The initiative Google (News - Alert) introduced to provide Americans with high-speed broadband has had a positive impact in the market. By introducing Google Fiber, the company has, in essence, forced other organizations to make the same technology available around the country. While this move has been positive, rural communities with a limited customer base are being left out because the infrastructure investment required to provide the service is not profitable for private companies. So, residents in Fort Scott, Kansas, held a Broadband Speed Improvement meeting in order to address this issue in the city and surrounding areas. As reported by Jason Silvers in the Fort Scott Tribune, the meeting was held to discuss the challenges the rural community as a whole faces in achieving broadband speeds. Community residents, including economic development and business members, voiced their concerns regarding the negative impact of not having broadband speeds. This includes the lack of economic development in the region due to companies looking for this type of technology turning elsewhere.

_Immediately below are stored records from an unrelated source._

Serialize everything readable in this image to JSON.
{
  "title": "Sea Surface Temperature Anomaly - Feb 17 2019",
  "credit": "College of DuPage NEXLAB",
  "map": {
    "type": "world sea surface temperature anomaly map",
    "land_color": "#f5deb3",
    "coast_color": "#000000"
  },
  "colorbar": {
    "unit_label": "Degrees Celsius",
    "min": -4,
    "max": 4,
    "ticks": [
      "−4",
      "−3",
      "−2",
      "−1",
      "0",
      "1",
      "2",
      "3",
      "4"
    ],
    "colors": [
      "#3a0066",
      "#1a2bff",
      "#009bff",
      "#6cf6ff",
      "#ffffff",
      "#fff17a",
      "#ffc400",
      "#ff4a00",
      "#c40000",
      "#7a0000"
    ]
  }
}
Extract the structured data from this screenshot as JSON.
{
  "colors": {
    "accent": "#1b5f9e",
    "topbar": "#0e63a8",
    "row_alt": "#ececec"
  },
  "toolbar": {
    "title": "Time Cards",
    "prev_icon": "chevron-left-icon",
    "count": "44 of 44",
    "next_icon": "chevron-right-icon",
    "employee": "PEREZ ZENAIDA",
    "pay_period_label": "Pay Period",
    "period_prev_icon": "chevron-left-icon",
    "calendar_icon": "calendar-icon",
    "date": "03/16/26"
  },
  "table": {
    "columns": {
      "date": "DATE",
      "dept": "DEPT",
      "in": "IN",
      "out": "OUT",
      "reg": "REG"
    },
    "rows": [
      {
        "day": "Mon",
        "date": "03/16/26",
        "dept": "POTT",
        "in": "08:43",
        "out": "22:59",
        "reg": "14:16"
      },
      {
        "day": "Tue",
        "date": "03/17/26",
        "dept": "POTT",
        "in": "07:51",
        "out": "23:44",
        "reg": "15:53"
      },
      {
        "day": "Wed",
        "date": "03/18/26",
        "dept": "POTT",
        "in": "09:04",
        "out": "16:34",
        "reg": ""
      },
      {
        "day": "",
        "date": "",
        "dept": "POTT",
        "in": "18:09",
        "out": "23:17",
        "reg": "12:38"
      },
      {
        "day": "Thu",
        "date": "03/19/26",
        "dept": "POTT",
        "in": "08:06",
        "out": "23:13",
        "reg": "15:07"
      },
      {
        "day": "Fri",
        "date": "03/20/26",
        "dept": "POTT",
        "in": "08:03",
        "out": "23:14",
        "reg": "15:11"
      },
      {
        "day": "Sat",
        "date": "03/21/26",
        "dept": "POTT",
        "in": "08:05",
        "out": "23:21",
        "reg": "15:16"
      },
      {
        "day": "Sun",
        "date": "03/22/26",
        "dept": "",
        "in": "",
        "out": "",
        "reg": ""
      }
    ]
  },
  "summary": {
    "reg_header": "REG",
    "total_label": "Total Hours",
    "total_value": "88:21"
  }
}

According to state officials in Wisconsin, there are inadequate Internet connection speeds at more than 60 percent of its public libraries. Additionally, the libraries in some of these rural communities serve as the only source of Internet access. However, a federal E-rate investment in fiber broadband connectivity of $4.2 million will provide enough funding to deploy broadband connections to approximately 350 libraries. According to the Department of Public Instruction, the fiber installation project will begin in April and end in November of this year. The installation will increase connectivity capacity, and in some cases triple the existing speed.
This week, the Beacon-News, a Chicago publication owned by Sun-Times Media Holdings, LLC, reported on its website that the city of Aurora, Illinois, is in the midst of connecting its first multi-tenant business building to the city’s fiber network via a link provided by the not-for-profit OnLight Aurora. This is the organization which has been tasked with connecting the city’s fiber optic network to community institutions. The plan is to provide a fiber network to existing and future tenants, for the first time; access to this technology is thought to be what is needed to succeed in today’s global business environment while meeting the needs of a growing and diverse population. By capitalizing on Aurora’s Fiber Optic Network across the city, residents will experience better traffic and a boost in efficiencies in operations, said Peter Lynch, Director and President of Onlight Aurora.